I considered goofy as a description of their happy silly personality, not as a negative description.


----------



## GinnyinPA (Oct 31, 2010)

Agreed. in this case, goofy is a compliment. A dog that makes you laugh on a daily basis, who makes you smile just to look at them, who seems to laugh at himself -- what's not to like?


----------



## Door (Apr 2, 2010)

Yes, I agree with all that. He is a happy dog, for sure. And he makes me happy.


----------



## Wendi (Jul 2, 2012)

Geez, Jorgee even came when I called her Goofy Girl. I don't think of it as a negative either. They are so fun loving and goofy when they are really excited and playing.


----------



## janababy (Jan 2, 2012)

My favourite part of the Disney movie "UP", is Dug the dog. He is sooooooooooo Golden Retriever, with his "hi there" and goofy personality.


----------



## Loisiana (Jul 29, 2009)

I'd also give the average standard poodle a goofy label.


----------



## Gwen_Dandridge (Jul 14, 2012)

As is often the case, I'm the holdout (the minority report). :

I've had two female goldens and neither of them would I consider "goofy."

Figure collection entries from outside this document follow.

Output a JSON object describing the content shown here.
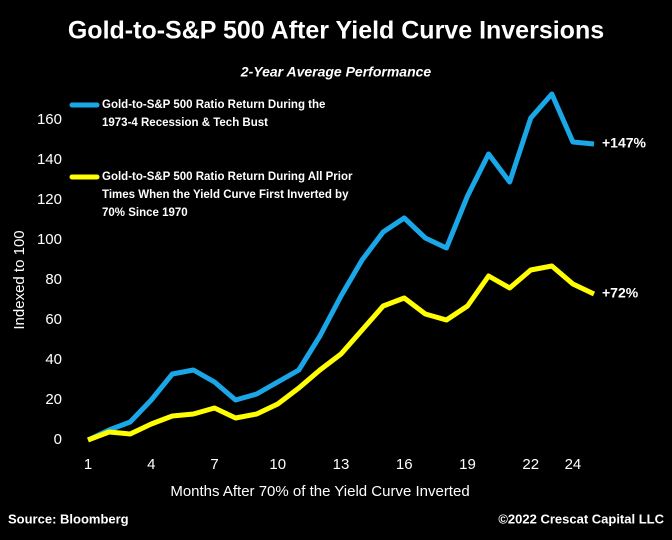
{
  "chart_data": {
    "type": "line",
    "title": "Gold-to-S&P 500 After Yield Curve Inversions",
    "subtitle": "2-Year Average Performance",
    "x_label": "Months After 70% of the Yield Curve Inverted",
    "y_label": "Indexed to 100",
    "x": [
      1,
      2,
      3,
      4,
      5,
      6,
      7,
      8,
      9,
      10,
      11,
      12,
      13,
      14,
      15,
      16,
      17,
      18,
      19,
      20,
      21,
      22,
      23,
      24,
      25
    ],
    "series": [
      {
        "name": "Gold-to-S&P 500 Ratio Return During the 1973-4 Recession & Tech Bust",
        "color": "#1aa7e8",
        "values": [
          0,
          5,
          9,
          20,
          33,
          35,
          29,
          20,
          23,
          29,
          35,
          52,
          72,
          90,
          104,
          111,
          101,
          96,
          122,
          143,
          129,
          161,
          173,
          149,
          148
        ]
      },
      {
        "name": "Gold-to-S&P 500 Ratio Return During All Prior Times When the Yield Curve First Inverted by 70% Since 1970",
        "color": "#ffff00",
        "values": [
          0,
          4,
          3,
          8,
          12,
          13,
          16,
          11,
          13,
          18,
          26,
          35,
          43,
          55,
          67,
          71,
          63,
          60,
          67,
          82,
          76,
          85,
          87,
          78,
          73
        ]
      }
    ],
    "annotations": [
      "+147%",
      "+72%"
    ],
    "xlim": [
      1,
      25
    ],
    "xticks": [
      1,
      4,
      7,
      10,
      13,
      16,
      19,
      22,
      24
    ],
    "ylim": [
      0,
      175
    ],
    "yticks": [
      0,
      20,
      40,
      60,
      80,
      100,
      120,
      140,
      160
    ],
    "source": "Source: Bloomberg",
    "credit": "©2022 Crescat Capital LLC"
  }
}
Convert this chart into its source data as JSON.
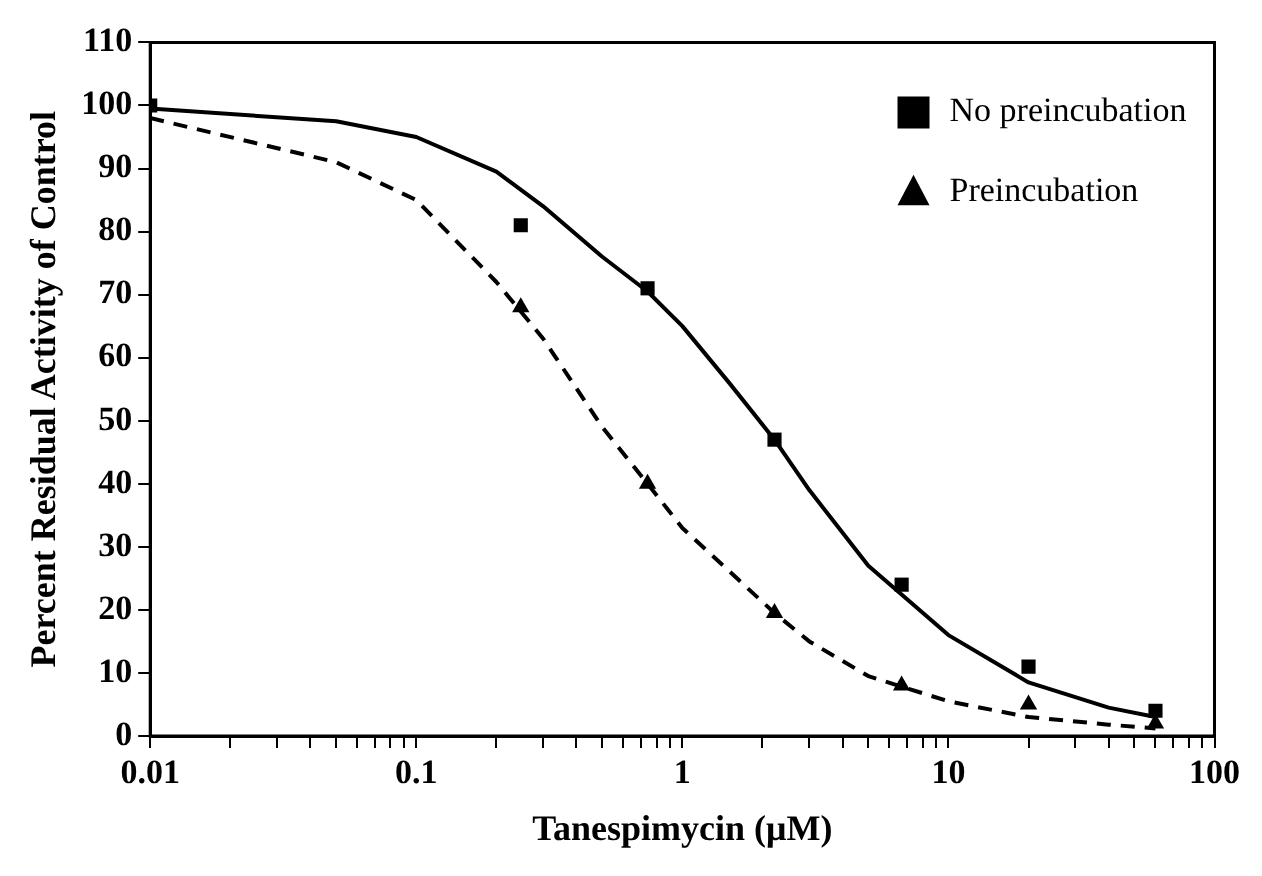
{
  "chart_data": {
    "type": "scatter",
    "xlabel": "Tanespimycin (μM)",
    "ylabel": "Percent Residual Activity of Control",
    "log": "x",
    "xlim": [
      0.01,
      100
    ],
    "xticks": [
      0.01,
      {
        "value": 0.02,
        "label": null
      },
      {
        "value": 0.03,
        "label": null
      },
      {
        "value": 0.04,
        "label": null
      },
      {
        "value": 0.05,
        "label": null
      },
      {
        "value": 0.06,
        "label": null
      },
      {
        "value": 0.07,
        "label": null
      },
      {
        "value": 0.08,
        "label": null
      },
      {
        "value": 0.09,
        "label": null
      },
      0.1,
      {
        "value": 0.2,
        "label": null
      },
      {
        "value": 0.3,
        "label": null
      },
      {
        "value": 0.4,
        "label": null
      },
      {
        "value": 0.5,
        "label": null
      },
      {
        "value": 0.6,
        "label": null
      },
      {
        "value": 0.7,
        "label": null
      },
      {
        "value": 0.8,
        "label": null
      },
      {
        "value": 0.9,
        "label": null
      },
      1,
      {
        "value": 2,
        "label": null
      },
      {
        "value": 3,
        "label": null
      },
      {
        "value": 4,
        "label": null
      },
      {
        "value": 5,
        "label": null
      },
      {
        "value": 6,
        "label": null
      },
      {
        "value": 7,
        "label": null
      },
      {
        "value": 8,
        "label": null
      },
      {
        "value": 9,
        "label": null
      },
      10,
      {
        "value": 20,
        "label": null
      },
      {
        "value": 30,
        "label": null
      },
      {
        "value": 40,
        "label": null
      },
      {
        "value": 50,
        "label": null
      },
      {
        "value": 60,
        "label": null
      },
      {
        "value": 70,
        "label": null
      },
      {
        "value": 80,
        "label": null
      },
      {
        "value": 90,
        "label": null
      },
      100
    ],
    "ylim": [
      0,
      110
    ],
    "yticks": [
      0,
      10,
      20,
      30,
      40,
      50,
      60,
      70,
      80,
      90,
      100,
      110
    ],
    "grid": false,
    "legend": "top right",
    "series": [
      {
        "name": "No preincubation",
        "color": "#000000",
        "marker": "square",
        "x": [
          0.01,
          0.247,
          0.74,
          2.22,
          6.67,
          20,
          60
        ],
        "values": [
          100,
          81,
          71,
          47,
          24,
          11,
          4
        ]
      },
      {
        "name": "Preincubation",
        "color": "#000000",
        "marker": "triangle",
        "x": [
          0.247,
          0.74,
          2.22,
          6.67,
          20,
          60
        ],
        "values": [
          68,
          40,
          19.5,
          8,
          5,
          2
        ]
      },
      {
        "type": "line",
        "color": "#000000",
        "marker": "none",
        "line_style": "solid",
        "x": [
          0.01,
          0.05,
          0.1,
          0.2,
          0.3,
          0.5,
          0.74,
          1,
          1.5,
          2.22,
          3,
          5,
          10,
          20,
          40,
          60
        ],
        "values": [
          99.5,
          97.5,
          95,
          89.5,
          84,
          76,
          70.5,
          65,
          56,
          47,
          39,
          27,
          16,
          8.5,
          4.5,
          3
        ]
      },
      {
        "type": "line",
        "color": "#000000",
        "marker": "none",
        "line_style": "dashed",
        "x": [
          0.01,
          0.05,
          0.1,
          0.2,
          0.3,
          0.5,
          0.74,
          1,
          2.22,
          3,
          5,
          10,
          20,
          40,
          60
        ],
        "values": [
          98,
          91,
          85,
          72,
          63,
          49,
          40,
          33,
          19.5,
          15,
          9.5,
          5.5,
          3,
          1.8,
          1.2
        ]
      }
    ]
  }
}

Both were smart, trainable, obedient, playful and thoughtful. Yes, they will play and play hard but not without thought.

Both Maddie and Amber evaluated situations before gallumping forward into the unknown. Both thought through situations that could be dangerous. And both would disobey when they considered the reward higher then the consequence.

I have seen goldens though, that didn't seem to consider their actions. I just haven't had one.

Anyway, just another opinion.


----------



## Vhuynh2 (Feb 13, 2012)

Gwen_Dandridge said:


> As is often the case, I'm the holdout (the minority report). :
> 
> I've had two female goldens and neither of them would I consider "goofy."
> 
> ...


I don't think "goofy" means that they don't consider their actions.

Molly is a thinker, but she is goofy too. I can't quite explain it but when you see it, you know. 


Sent from Petguide.com App


----------



## Braccarius (Sep 8, 2008)

...just be aware that some of those stigma's come from truth. There's a reason they ended up with that reputation.


----------